Posted by spldrone | February 15, 2007 10:22 PM
28

SPL would be, hands-down, the coolest auto showroom imaginable. As a library, it's a nightmare. A taxpayer-funded shrine to Deborah Jacobs' ego.

Posted by Book Lover | February 15, 2007 10:59 PM
29

Catalina, they used to travel to see the Space Needle, but they don't anymore. They take a look at it when they're here, certainly, but no one buys a plane ticket specifically for it. Maybe subliminally. But the library, they really do buy plane tickets just to see it. You'd think they didn't have electric chartreuse in Japan or something.

Posted by Fnarf | February 15, 2007 11:31 PM
30

This is not a post aboutr buildings but about very large-scale sculpture.

"Arranging them in a spiral instead of a vertical stack is genuinely new and inspired, and works very well."

The test will be if any other new library incorporates a spiral.

Posted by David Sucher | February 16, 2007 7:26 AM
31

"Frankly if it wasn't a city building with a lot riding on it the inspector probably would have failed it." --Fnarf

i totally agree, fnarf. the only thing that saves the horrid lack of usability exhibited by the building navigation is the librarians. i shudder to think what would happen in a fire of any substance.

on the other hand i also have to say yes to jen on the following:

"This place is alive. It makes you feel youre in on something, and not something that began recently and will fade away, but the electricity of long-term knowledge-gathering. I am surprised that a library should feel so electric." --Jen Graves

that equals for me, i guess, a love/hate relationship, which, they say, is oftentimes the best kind...

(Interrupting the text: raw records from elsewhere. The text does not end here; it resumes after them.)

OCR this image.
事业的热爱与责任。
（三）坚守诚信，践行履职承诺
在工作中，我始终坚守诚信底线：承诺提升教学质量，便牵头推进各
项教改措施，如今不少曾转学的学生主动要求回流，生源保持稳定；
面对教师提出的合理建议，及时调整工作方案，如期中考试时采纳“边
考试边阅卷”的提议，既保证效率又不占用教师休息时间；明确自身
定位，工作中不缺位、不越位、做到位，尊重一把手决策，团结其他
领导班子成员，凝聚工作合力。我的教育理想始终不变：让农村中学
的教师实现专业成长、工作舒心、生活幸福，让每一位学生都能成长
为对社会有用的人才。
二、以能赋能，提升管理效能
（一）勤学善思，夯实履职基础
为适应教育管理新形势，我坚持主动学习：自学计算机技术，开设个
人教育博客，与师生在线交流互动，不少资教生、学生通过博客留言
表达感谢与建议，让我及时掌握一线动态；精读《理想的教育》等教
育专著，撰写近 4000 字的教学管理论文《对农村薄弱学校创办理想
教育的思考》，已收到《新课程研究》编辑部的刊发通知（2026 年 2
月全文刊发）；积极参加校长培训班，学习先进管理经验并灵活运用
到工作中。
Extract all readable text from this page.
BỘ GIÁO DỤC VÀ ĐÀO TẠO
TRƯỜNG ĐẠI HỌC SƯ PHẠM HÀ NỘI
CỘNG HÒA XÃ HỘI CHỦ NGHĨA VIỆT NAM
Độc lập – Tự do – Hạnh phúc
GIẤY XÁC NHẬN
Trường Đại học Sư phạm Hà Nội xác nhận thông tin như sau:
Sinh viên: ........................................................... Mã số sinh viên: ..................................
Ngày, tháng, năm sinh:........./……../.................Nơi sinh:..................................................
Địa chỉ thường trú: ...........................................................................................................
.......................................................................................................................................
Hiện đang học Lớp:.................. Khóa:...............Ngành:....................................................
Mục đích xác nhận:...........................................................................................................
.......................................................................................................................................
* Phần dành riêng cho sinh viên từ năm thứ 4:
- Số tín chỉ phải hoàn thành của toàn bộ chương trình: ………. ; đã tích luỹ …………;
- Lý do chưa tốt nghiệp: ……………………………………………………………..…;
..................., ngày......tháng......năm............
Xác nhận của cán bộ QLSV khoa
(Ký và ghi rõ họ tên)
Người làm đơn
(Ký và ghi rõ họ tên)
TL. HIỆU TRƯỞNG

Posted by m. | February 16, 2007 9:48 AM
32

Great list, Jen! The SPL nearly made my list
[here]
as well, but it dropped off when I remembered Leonard Knight's "Salvation Mountain", which is not technically a building, but then the AIA did say "architecure", not strictly "buildings" after all.

The SPL made John Jahn's nice list down at PORT too, which is worth checking out...

-Daniel

Posted by daniel_flahiff | February 16, 2007 11:32 AM
33

I'd never heard of The Egg before your post, and damn, that's one hell of a building. Thanks for bringing it to my attention.